When two medical school classmates from the University of Benin, Dr. Charles Immanuel Akhimien and Dr. Emmanuel Owobu co-founded MOBicure in 2015, they had a clear idea of what they wanted their Digital Health company to be and the peculiar problems they intended to solve with it. MOBicure was to be a Nigerian startup that provides relevant mobile technology solutions to pressing health issues in developing countries, starting with Nigeria.
Their first product would be Omomi, a maternal and child health application designed to reduce childbirth mortality. After three years with nearly 40,000 users on the platform and countless lives impacted, Charles and Emmanuel felt something was still missing.
According to the WHO, about 20% of global maternal mortality happens in Nigeria. Since a fifth of these pregnancies is unintended, young girls bear the brunt of the problem. While Omomi was actively solving the problem of maternal deaths in Nigeria, the problem of how unintended pregnancies come about in the first place remained, and more than that, it festered. The two founders believed the two problems were interconnected.
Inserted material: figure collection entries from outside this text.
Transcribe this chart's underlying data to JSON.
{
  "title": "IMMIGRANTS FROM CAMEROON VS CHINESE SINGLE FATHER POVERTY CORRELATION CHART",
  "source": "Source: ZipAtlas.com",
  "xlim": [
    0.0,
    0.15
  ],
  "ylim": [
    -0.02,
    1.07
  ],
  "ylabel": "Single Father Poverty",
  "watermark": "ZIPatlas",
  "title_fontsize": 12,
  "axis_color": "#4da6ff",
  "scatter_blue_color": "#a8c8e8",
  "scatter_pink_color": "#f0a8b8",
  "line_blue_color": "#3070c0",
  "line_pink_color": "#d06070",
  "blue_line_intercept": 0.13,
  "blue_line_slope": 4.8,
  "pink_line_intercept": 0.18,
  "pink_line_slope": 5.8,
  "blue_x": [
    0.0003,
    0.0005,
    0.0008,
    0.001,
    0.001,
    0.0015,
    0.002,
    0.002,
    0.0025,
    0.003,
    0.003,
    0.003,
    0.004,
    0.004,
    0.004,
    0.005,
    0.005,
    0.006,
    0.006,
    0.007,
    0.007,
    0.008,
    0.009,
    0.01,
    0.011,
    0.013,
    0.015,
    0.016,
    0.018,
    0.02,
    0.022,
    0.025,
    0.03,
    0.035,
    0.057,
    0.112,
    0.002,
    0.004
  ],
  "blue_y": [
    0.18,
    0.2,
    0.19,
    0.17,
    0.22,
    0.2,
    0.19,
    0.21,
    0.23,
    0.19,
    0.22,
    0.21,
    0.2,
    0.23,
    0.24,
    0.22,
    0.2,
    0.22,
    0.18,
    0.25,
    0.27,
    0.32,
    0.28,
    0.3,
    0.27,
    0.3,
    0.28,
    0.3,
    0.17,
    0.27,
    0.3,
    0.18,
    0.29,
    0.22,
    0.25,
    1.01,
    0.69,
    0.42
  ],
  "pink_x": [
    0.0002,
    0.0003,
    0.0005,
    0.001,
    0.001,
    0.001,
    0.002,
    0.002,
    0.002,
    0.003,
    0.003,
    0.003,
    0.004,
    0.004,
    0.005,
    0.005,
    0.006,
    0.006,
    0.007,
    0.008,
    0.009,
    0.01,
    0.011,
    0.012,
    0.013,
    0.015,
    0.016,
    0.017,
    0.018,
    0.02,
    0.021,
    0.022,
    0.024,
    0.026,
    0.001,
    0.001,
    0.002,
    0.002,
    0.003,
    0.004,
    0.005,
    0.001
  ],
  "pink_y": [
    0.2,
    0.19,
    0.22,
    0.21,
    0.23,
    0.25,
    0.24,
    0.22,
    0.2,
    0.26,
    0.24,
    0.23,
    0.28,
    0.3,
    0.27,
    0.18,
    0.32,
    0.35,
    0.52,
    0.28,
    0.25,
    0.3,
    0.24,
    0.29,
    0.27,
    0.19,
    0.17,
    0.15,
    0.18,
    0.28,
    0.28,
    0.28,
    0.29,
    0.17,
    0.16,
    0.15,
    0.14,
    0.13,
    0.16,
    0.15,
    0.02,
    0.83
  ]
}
To effectively solve the former, they had to also tackle the latter.
“Young people in Nigeria didn’t have anywhere they could talk about sex.” Dr. Akhimien says. “In many ways, sex is still a taboo topic. It’s not a topic you talk about at the dinner table. And the consequence of this is that we have a low contraceptive uptake in Nigeria, a high rate of unintended pregnancies, and ultimately, unsafe abortions and death.”
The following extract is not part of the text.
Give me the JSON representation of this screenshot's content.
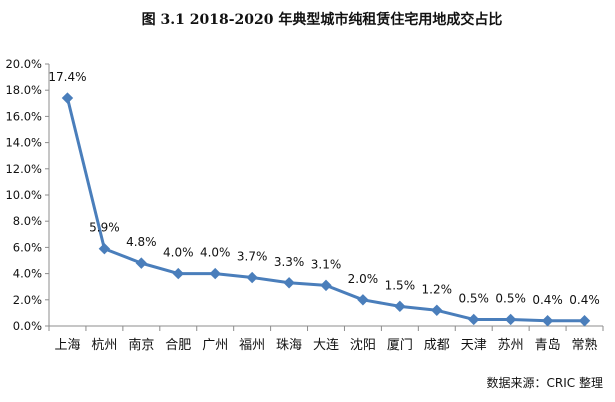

Dr. Akhmien tells me that contrary to what Nigerian conservatives will have you believe, the fact was, and still is, that young people are having sex, lots of it. But mostly unsafely. It was a harmful blend of uninformed experimentation and scintillating vibes. Pick twenty young Nigerians at random and you would be surprised at how little they know or care about safe sex.
This is evident in the spike in the number of people living with HIV in Nigeria, 40% of which are young people between the ages of 15 and 24.
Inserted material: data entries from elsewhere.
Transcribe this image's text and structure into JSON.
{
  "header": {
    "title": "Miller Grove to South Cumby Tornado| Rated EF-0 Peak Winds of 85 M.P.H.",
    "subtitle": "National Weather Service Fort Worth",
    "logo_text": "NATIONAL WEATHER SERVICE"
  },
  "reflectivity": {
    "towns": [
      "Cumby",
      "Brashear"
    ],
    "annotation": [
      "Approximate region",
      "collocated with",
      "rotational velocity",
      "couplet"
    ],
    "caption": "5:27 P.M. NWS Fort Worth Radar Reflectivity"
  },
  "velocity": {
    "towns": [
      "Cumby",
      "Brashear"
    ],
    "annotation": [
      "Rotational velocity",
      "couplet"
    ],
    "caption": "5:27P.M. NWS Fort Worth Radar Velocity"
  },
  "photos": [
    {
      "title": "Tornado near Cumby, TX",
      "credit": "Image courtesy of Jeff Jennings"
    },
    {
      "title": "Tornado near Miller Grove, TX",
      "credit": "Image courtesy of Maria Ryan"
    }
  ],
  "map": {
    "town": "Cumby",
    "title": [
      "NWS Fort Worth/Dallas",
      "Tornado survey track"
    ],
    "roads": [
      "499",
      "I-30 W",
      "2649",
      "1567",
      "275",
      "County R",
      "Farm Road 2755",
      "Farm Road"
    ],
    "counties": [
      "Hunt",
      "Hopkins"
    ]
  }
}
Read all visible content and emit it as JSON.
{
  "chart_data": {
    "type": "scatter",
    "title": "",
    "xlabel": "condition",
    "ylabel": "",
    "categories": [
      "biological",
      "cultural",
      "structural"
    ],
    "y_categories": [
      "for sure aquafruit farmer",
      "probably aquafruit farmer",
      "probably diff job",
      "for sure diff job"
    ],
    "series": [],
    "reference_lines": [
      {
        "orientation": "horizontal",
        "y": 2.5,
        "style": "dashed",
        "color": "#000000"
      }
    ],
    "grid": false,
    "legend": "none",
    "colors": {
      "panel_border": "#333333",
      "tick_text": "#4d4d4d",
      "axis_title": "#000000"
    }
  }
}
According to Dr. Akhimien, they noticed that while their product, Omomi, was effectively serving pregnant women and mothers, young people were being left behind. Something had to be done and soon.
Be Free, Be You!
In July 2018, MOBicure rolled out a new app for young people called myPaddi.
As every Nigerian knows, myPaddi is a play on the popular slang “paddi” from the Pidgin English lexicon which essentially means “best friend.” In the months and years that would follow its release, this is exactly what the myPaddi app would become to tens of thousands of young adults in Nigerian and across Africa. As of June 2021, the app had 90,939 active users from 16 African countries.
The mission of the myPaddi app was simple: to be a safe safe space for young people to anonymously and freely talk about sex. Although, this would later grow to include an important feature that gives users unhindered access to accurate and bias-free sexual resources.